L'appréciation de l'objectif pour lequel on demande la remise de la personne dans le cadre du mandat d'arrêt européen, doit être réalisée en tenant compte des circonstances concrètes de l'affaire, et non pas in abstracto. Ce n'est pas par hasard que le Parquet du Procureur du Roi de Bruxelles décrit dans son courrier les éléments qui augmentent la probabilité que suite à la remise d'Adam G. à la Belgique l'affaire soit transférée au procureur et qu'Adam G. fasse l'objet d'une procédure pénale selon les règles applicables aux adultes. La nature de l'acte dont il est soupçonné, ainsi que ses antécédents judiciaires, font partie des éléments de ce type. Ces éléments sont à prendre en compte par le tribunal polonais qui procède au réexamen des conditions d' émission du mandat d'arrêt européen par le Parquet du Procureur du Roi de Bruxelles.
En concluant à la nécessité d'évaluer l'objectif de l'émission du mandat d'arrêt européen, la Cour Suprême ne dépasse pas le cadre de l'art. 441 § 1 CPP. Le procureur du Parquet national est parti vraisemblablement d'une autre hypothèse, en demandant dans sa position écrite que la Cour Suprême refuse de statuer sur la première des deux questions de la Cour d'Appel de Varsovie.
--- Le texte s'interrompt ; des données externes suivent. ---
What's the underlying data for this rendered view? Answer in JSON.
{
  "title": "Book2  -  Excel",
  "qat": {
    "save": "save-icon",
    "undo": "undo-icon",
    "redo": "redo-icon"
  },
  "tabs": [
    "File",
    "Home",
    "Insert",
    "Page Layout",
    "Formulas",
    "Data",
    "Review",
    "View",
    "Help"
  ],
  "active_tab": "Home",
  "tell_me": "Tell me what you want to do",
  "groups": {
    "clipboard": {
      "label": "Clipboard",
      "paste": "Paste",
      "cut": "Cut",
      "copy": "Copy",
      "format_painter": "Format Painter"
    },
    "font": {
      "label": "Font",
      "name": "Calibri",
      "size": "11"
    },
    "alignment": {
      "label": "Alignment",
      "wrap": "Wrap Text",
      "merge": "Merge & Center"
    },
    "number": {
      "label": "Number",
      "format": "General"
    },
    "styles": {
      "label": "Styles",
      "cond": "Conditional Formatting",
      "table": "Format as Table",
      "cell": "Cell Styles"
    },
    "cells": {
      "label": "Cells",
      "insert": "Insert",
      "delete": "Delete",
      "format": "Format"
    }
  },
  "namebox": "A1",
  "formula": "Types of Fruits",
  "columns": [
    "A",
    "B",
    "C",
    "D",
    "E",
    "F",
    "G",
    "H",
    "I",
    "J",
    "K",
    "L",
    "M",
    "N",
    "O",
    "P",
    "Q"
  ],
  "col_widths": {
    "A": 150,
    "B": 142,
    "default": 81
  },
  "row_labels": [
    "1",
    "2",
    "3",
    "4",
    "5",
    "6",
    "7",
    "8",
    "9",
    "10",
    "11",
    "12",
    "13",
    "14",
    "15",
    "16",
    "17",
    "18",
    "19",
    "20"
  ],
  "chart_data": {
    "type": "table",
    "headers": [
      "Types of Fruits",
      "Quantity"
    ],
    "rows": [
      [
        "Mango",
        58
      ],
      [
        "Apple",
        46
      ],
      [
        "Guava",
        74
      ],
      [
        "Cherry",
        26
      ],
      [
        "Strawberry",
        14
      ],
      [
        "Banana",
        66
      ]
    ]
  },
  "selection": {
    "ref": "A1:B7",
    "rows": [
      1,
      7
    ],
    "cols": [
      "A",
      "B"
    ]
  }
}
Il ne faut pas confondre le fait d'apprécier in concreto le respect des conditions d'émission du mandat d'arrêt européen et le constat, selon lequel en procédant à cette appréciation, le tribunal doit tenir compte non seulement des exigences légales et réglementaires qui entourent l'émission du mandat d'arrêt européen, mais également des circonstances concrètes de l'émission de ce mandat.
V. L'appréciation des conditions d'émission du mandat d'arrêt européen doit tenir compte du droit en vigueur dans l'Etat membre d'émission et des dispositions de la décision-cadre du Conseil de l'Union Européenne du 13 juin 2003. Reste à savoir quelle est, en droit polonais, la fonction de l'art. 607 k § 1 CPP, selon lequel la remise de la personne poursuivie à un autre Etat membre doit intervenir aux fins de poursuites en matière pénale. A l'évidence, on ne peut considérer que l'article en question formule les motifs sur lesquels l'autorité judiciaire polonaise doit se fonder pour émettre le mandat d'arrêt européen du fait qu'il a été intégré au chapitre 65 b CPP concernant la demande de remise de la personne poursuivie en vertu du mandat d'arrêt européen adressée aux autorités polonaises, et également parce que cette fonction est dévolue à l'art. 607 a CPP. Les conditions d'émission du mandat d'arrêt européen sont formulées toujours par le droit de l'Etat d'émission de celui-ci, et c'est son droit qui constitue le fondement pertinent pour apprécier le respect de ces conditions. La référence à l'objectif de la remise faite dans l'art. 607 k § CPP signifie que le législateur admet qu'en remettant la personne poursuivie à un autre Etat membre on subordonne cette remise à l'existence d'un objectif pénal. S'il s'avère par la suite que cet objectif ne peut être atteint, la personne remise doit être relâchée, ou, éventuellement, comme dans l'affaire analysée - renvoyée en Pologne. Sur ce terrain, on doit appliquer le principe aut dedere aut iudicare, en vertu duquel ce sont les autorités polonaises qui ont l'obligation de juger toutes les personnes qui ne peuvent pas être mises sous la compétence judiciaire de l'Etat requérant la remise.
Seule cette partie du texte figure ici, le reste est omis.